Japan is hosting this year’s G7 summit.
“As a priority this year, the G7 will consider how best to help developing countries introduce CBDCs consistent with appropriate standards, including the G7 public policy principle for retail CBDCs,” he said.
The G7 has set common standards for CBDCs but the group is still developing strategies to address digital security, geopolitical divisions, and the risk that CBDCs could destabilize financial markets, Kanda added..
Almost every advanced nation is designing or experimenting with its own CBDC. China issued its digital renminbi for public use in 2021.
Last year’s collapse of FTX, one of the world’s largest crypto exchanges, “was a serious wake-up call” for nations to create common policies, Kanda said.
“For crypto assets, there are diverging views among countries, but consensus is definitely that we need more regulation, particularly after the FTX shock,” he noted.
G7 members include Canada, France, Germany, Italy, Japan, the U.K., and U.S. The European Union also participates.
TRENDPOST: The Trends Journal has noted and predicted that there are incentives for weak currency nations to turn to cryptos. The move by G7 members, with relatively strong currencies, to entice developing countries to turn instead to CBDCs that can be controlled by entrenched financial powers, should come as no surprise.
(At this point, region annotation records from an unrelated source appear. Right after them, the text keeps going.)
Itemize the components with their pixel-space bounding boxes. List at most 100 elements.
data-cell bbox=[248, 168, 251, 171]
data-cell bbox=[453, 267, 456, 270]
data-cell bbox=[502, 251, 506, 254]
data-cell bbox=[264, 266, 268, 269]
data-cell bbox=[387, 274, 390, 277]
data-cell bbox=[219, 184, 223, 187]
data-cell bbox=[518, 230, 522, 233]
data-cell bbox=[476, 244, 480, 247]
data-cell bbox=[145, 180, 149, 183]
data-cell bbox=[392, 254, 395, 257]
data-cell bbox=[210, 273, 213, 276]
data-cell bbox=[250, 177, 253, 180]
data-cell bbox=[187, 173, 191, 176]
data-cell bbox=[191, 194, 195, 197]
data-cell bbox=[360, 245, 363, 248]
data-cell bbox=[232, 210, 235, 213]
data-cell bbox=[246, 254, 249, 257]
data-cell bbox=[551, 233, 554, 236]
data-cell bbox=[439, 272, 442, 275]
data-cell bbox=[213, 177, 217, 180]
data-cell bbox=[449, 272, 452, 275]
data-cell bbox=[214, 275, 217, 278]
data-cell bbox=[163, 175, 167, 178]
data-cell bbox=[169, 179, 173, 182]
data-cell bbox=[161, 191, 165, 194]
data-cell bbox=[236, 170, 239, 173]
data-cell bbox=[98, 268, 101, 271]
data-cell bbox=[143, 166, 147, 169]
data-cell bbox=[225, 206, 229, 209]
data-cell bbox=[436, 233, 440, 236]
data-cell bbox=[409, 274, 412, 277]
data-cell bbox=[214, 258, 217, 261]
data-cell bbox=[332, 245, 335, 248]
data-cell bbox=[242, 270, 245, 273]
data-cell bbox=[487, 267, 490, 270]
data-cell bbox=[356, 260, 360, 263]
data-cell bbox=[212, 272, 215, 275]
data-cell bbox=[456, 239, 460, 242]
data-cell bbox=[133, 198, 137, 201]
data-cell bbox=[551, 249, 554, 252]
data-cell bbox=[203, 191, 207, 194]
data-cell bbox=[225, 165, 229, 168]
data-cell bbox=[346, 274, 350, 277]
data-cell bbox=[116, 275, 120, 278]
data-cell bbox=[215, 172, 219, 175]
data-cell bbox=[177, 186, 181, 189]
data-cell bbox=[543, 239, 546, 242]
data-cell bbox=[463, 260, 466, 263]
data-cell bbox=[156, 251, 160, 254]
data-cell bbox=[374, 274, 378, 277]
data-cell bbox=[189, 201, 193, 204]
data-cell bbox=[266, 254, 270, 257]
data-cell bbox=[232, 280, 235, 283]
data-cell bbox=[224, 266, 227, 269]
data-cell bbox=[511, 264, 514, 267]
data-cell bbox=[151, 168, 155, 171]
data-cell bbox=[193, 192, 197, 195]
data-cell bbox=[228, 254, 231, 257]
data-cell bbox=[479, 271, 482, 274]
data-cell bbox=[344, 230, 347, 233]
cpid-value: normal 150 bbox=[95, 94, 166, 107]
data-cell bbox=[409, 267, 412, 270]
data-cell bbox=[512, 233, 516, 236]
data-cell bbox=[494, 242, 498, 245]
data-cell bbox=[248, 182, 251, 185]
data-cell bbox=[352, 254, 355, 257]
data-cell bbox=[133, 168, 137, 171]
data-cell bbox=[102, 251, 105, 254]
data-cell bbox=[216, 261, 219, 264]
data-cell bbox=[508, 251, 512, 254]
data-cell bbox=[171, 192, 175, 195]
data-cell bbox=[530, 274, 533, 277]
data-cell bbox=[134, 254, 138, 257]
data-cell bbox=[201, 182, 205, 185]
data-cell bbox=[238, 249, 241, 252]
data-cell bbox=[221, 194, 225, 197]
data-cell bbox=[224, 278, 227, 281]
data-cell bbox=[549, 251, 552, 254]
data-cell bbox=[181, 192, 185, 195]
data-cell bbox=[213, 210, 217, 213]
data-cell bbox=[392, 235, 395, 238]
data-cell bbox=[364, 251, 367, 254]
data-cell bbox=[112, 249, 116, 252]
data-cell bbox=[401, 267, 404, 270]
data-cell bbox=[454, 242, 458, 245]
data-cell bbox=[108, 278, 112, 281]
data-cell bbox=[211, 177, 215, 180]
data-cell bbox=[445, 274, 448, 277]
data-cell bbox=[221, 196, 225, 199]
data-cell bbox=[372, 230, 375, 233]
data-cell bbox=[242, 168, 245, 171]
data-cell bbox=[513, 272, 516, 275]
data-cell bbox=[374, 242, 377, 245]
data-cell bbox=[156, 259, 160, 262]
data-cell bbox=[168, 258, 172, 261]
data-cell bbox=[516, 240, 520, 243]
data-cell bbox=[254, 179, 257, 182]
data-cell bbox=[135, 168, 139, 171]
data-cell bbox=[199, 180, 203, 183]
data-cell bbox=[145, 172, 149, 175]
See “CBDC OUT TO PRESERVE STATUS QUO FOR HAVE AND HAVE NOT COUNTRIES, SAYS NEW STUDY” (24 May 2022) and “CRYPTO FLOWING TO DEVELOPING REGIONS” (24 Jan 2023).
The FTX debacle was not born of failures of crypt technology, but of more mundane human corruption that Biden administration regulators conveniently missed as Sam Bankman-Fried funneled money to Democrat coffers during the 2022 election cycle.